The NBA has installed optical tracking cameras in every NBA arena, in the hopes of further quantifying some of basketball’s most intricate details. Now we have information on nearly everything, from how many miles players run per game, to how many touches they receive in the half-court, to how effective they are at defending the rim
In a crude analysis done by Business Insider, Tony Manfred concludes with his formula — named “pass rate” — that Brook Lopez is the biggest ballhog in the game. The formula is simple: passes per touch. Lopez has the lowest “pass rate” in the league, passing the ball out on just 47.7% of his touches.
Brook Lopez at No. 1! He’s certainly not the type of player you think of when the words “ball hog” come to mind. But he gets a relatively low number of touches, and he almost never passes once he does get the ball in his hands. The average pass rate across the NBA is 70.1%, and Lopez is at 47.4%.

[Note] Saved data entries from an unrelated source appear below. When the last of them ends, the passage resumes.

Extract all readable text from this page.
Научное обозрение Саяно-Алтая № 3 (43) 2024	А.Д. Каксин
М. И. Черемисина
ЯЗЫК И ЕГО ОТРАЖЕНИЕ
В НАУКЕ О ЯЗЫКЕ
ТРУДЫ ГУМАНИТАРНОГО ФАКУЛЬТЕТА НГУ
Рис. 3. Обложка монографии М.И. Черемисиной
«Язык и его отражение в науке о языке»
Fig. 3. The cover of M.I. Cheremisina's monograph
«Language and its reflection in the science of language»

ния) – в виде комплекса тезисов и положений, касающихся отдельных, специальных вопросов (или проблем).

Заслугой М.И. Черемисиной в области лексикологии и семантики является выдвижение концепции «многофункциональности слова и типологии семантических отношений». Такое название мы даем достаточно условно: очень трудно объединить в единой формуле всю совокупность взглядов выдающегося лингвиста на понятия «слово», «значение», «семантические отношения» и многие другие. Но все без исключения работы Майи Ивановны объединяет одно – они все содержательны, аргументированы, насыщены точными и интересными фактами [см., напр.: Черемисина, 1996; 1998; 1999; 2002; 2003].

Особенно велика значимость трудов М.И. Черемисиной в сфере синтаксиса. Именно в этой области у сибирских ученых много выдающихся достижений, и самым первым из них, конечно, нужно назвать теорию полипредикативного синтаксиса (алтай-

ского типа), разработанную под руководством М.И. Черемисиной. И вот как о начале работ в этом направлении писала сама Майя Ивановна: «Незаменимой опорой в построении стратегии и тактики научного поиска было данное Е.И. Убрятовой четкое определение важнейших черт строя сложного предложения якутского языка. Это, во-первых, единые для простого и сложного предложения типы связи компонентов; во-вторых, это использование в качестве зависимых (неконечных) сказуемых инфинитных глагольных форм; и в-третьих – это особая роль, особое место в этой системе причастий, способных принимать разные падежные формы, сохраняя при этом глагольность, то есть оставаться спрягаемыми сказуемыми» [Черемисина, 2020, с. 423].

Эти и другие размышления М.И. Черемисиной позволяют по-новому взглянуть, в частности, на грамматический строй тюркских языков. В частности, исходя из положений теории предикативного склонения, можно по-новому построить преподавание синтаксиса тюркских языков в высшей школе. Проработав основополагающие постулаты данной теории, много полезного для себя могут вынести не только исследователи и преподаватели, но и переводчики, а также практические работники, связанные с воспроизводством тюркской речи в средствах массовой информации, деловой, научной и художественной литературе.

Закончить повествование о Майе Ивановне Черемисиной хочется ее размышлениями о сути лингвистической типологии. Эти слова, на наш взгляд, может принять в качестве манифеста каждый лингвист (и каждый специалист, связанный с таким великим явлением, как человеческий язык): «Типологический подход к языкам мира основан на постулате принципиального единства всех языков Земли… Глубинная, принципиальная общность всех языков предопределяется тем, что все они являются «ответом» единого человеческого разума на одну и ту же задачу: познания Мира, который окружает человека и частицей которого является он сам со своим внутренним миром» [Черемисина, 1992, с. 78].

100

When the ball goes into him in the post, more often than not it’s not coming back out.
While it’s impossible to argue with a formula — by the numbers, he’s right — here’s why he’s still wrong.

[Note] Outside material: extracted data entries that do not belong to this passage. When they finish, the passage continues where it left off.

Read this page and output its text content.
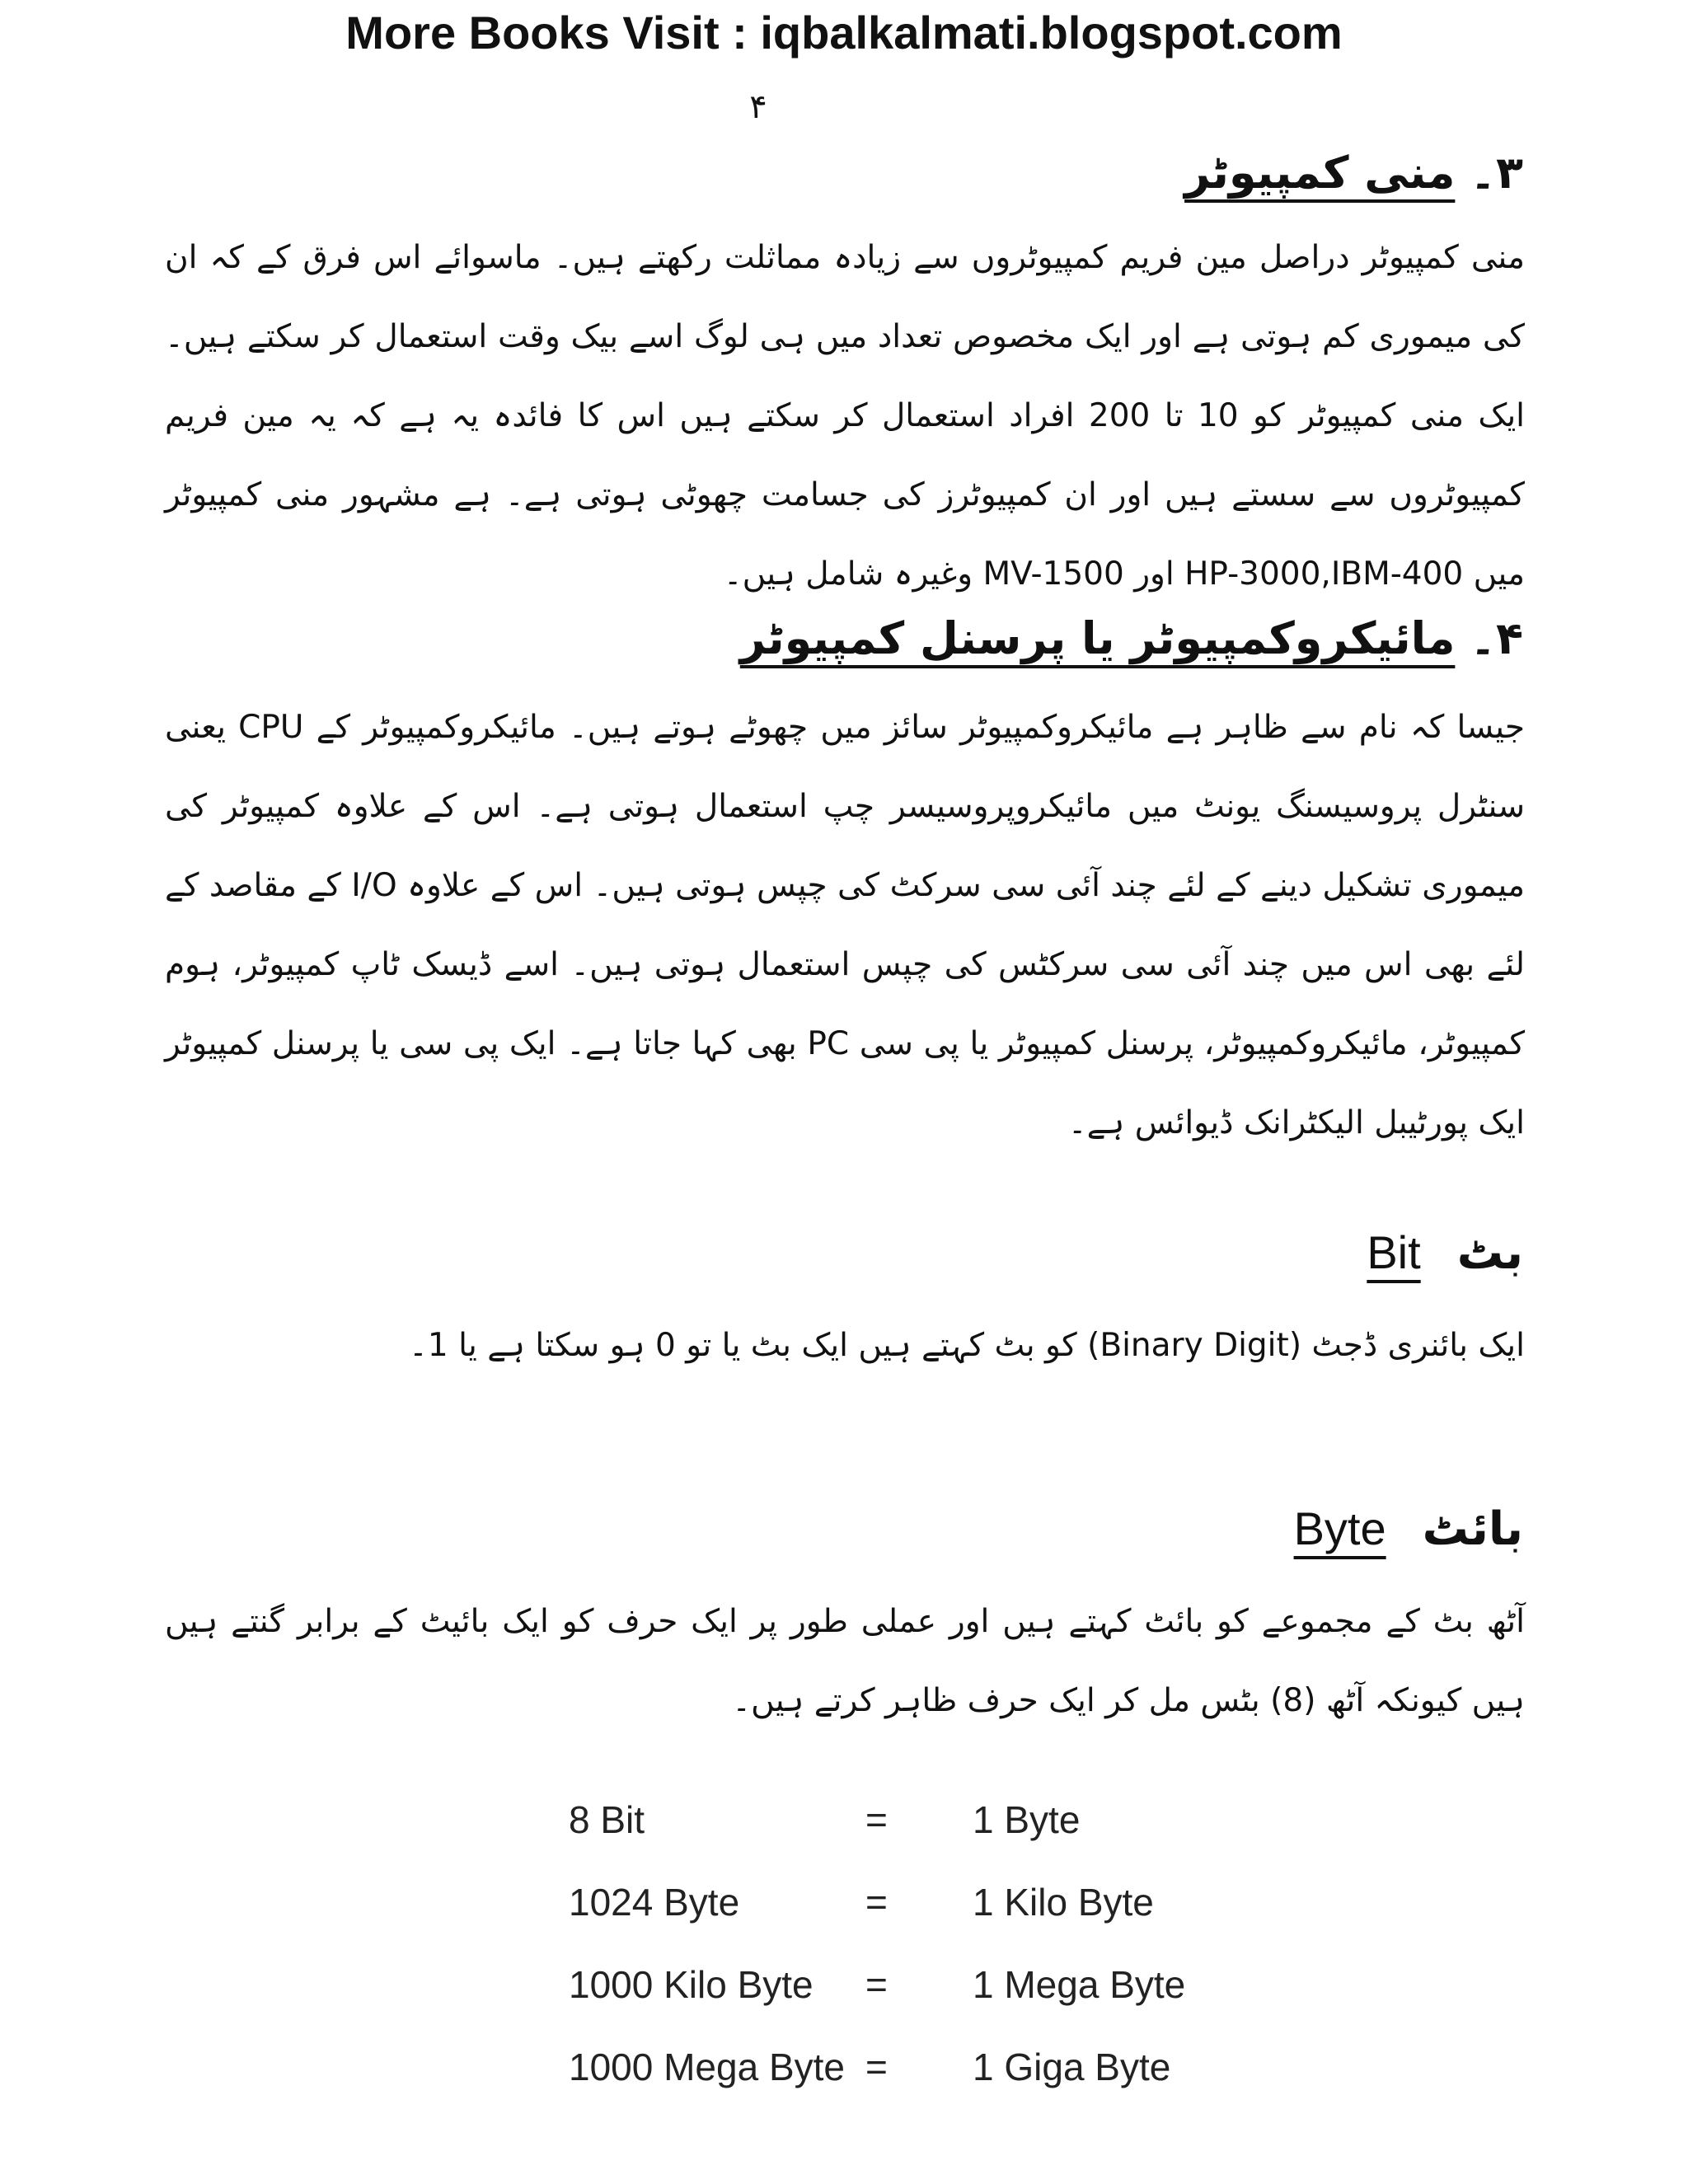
More Books Visit : iqbalkalmati.blogspot.com
۴
۳۔منی کمپیوٹر
منی کمپیوٹر دراصل مین فریم کمپیوٹروں سے زیادہ مماثلت رکھتے ہیں۔ ماسوائے اس فرق کے کہ ان کی میموری کم ہوتی ہے اور ایک مخصوص تعداد میں ہی لوگ اسے بیک وقت استعمال کر سکتے ہیں۔ ایک منی کمپیوٹر کو 10 تا 200 افراد استعمال کر سکتے ہیں اس کا فائدہ یہ ہے کہ یہ مین فریم کمپیوٹروں سے سستے ہیں اور ان کمپیوٹرز کی جسامت چھوٹی ہوتی ہے۔ ہے مشہور منی کمپیوٹر میں HP-3000,IBM-400 اور MV-1500 وغیرہ شامل ہیں۔
۴۔مائیکروکمپیوٹر یا پرسنل کمپیوٹر
جیسا کہ نام سے ظاہر ہے مائیکروکمپیوٹر سائز میں چھوٹے ہوتے ہیں۔ مائیکروکمپیوٹر کے CPU یعنی سنٹرل پروسیسنگ یونٹ میں مائیکروپروسیسر چپ استعمال ہوتی ہے۔ اس کے علاوہ کمپیوٹر کی میموری تشکیل دینے کے لئے چند آئی سی سرکٹ کی چپس ہوتی ہیں۔ اس کے علاوہ I/O کے مقاصد کے لئے بھی اس میں چند آئی سی سرکٹس کی چپس استعمال ہوتی ہیں۔ اسے ڈیسک ٹاپ کمپیوٹر، ہوم کمپیوٹر، مائیکروکمپیوٹر، پرسنل کمپیوٹر یا پی سی PC بھی کہا جاتا ہے۔ ایک پی سی یا پرسنل کمپیوٹر ایک پورٹیبل الیکٹرانک ڈیوائس ہے۔
بٹBit
ایک بائنری ڈجٹ (Binary Digit) کو بٹ کہتے ہیں ایک بٹ یا تو 0 ہو سکتا ہے یا 1۔
بائٹByte
آٹھ بٹ کے مجموعے کو بائٹ کہتے ہیں اور عملی طور پر ایک حرف کو ایک بائیٹ کے برابر گنتے ہیں ہیں کیونکہ آٹھ (8) بٹس مل کر ایک حرف ظاہر کرتے ہیں۔
8 Bit	=	1 Byte
1024 Byte	=	1 Kilo Byte
1000 Kilo Byte	=	1 Mega Byte
1000 Mega Byte	=	1 Giga Byte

What Manfred loses is the context. He later notes that many shooting guards are the “terminal node” in their offense, as the open man and the last pass before shooting. He cites guards Eric Gordon and Klay Thompson, primarily spot-up shooters, as examples.

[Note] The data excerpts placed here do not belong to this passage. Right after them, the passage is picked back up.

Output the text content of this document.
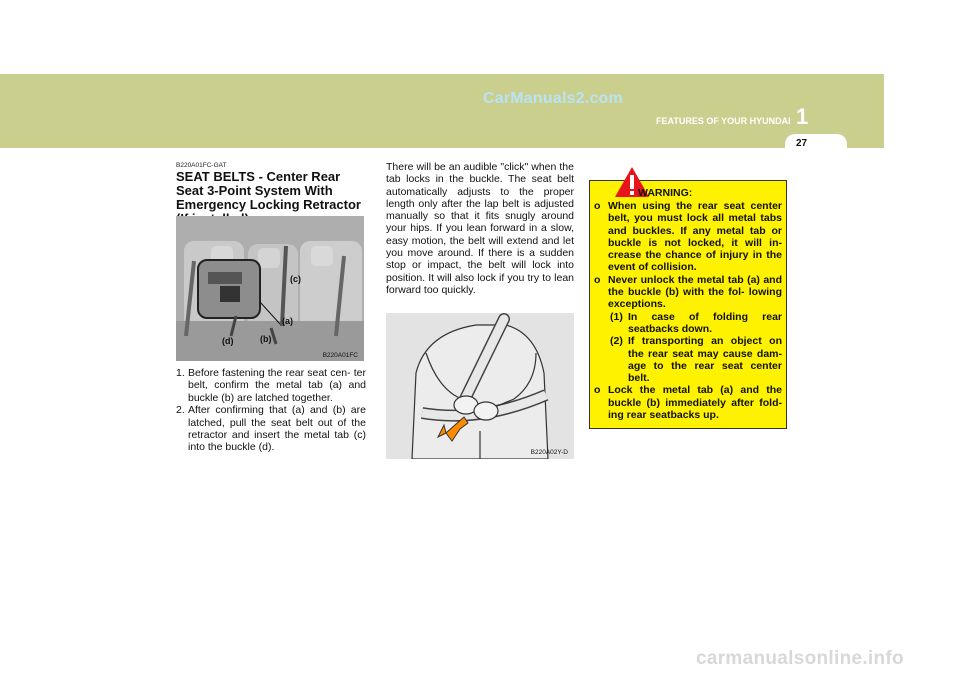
CarManuals2.com
FEATURES OF YOUR HYUNDAI 1
27
B220A01FC-GAT
SEAT BELTS - Center Rear Seat 3-Point System With Emergency Locking Retractor
(c)
(a)
(b)
(d)
B220A01FC
1. Before fastening the rear seat cen- ter belt, confirm the metal tab (a) and buckle (b) are latched together.
2. After confirming that (a) and (b) are latched, pull the seat belt out of the retractor and insert the metal tab (c) into the buckle (d).

There will be an audible "click" when the tab locks in the buckle. The seat belt automatically adjusts to the proper length only after the lap belt is adjusted manually so that it fits snugly around your hips. If you lean forward in a slow, easy motion, the belt will extend and let you move around. If there is a sudden stop or impact, the belt will lock into position. It will also lock if you try to lean forward too quickly.

B220A02Y-D
WARNING:
o When using the rear seat center belt, you must lock all metal tabs and buckles. If any metal tab or buckle is not locked, it will in- crease the chance of injury in the event of collision.
o Never unlock the metal tab (a) and the buckle (b) with the fol- lowing exceptions.
(1) In case of folding rear seatbacks down.
(2) If transporting an object on the rear seat may cause dam- age to the rear seat center belt.
o Lock the metal tab (a) and the buckle (b) immediately after fold- ing rear seatbacks up.
carmanualsonline.info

But Lopez has the same function: the team finds him in open spots near the rim, and he converts. He’s the outlet, the team’s primary method of scoring, not its passer. Lopez currently leads the league in points per possession on post-ups and cuts to the basket, and a high percentage of his baskets are assisted on. This is how the offense works when it’s run through Lopez: he creates space in a high-percentage area, receives a pass in that high-percentage area, and converts a high-percentage shot.
That’s not to say that Lopez is a great passer. He’s struggled passing out of double-teams through much of his career, and no one will mistake him for Kevin Garnett in the high post. But a better way to do this analysis would be to chart how much time a player has the ball per game, not how many pure touches. Lopez, despite his high touch count, only has the ball in his hands for 0.8 minutes per game, ninth on the team. He’s not catching the ball, holding onto it for 16 seconds, and taking a
Blatche bad shot. He’s finishing.
And if you’re worried about his production? Check out the league leaders in points per half-court touch, from #10 (Markieff Morris) to #1 (guess who).
If you’re having trouble viewing the chart: Lopez scores nearly a full point per half-court touch (again, that includes passes, turnovers, the works), at 0.99 points per touch. Second place is Andre Drummond, at 0.79 points per touch, and 10th place is Jodie Meeks, at 0.62 points per touch. The second-place Drummond is closer in effectiveness to the tenth-place Meeks than he is to Lopez through six games.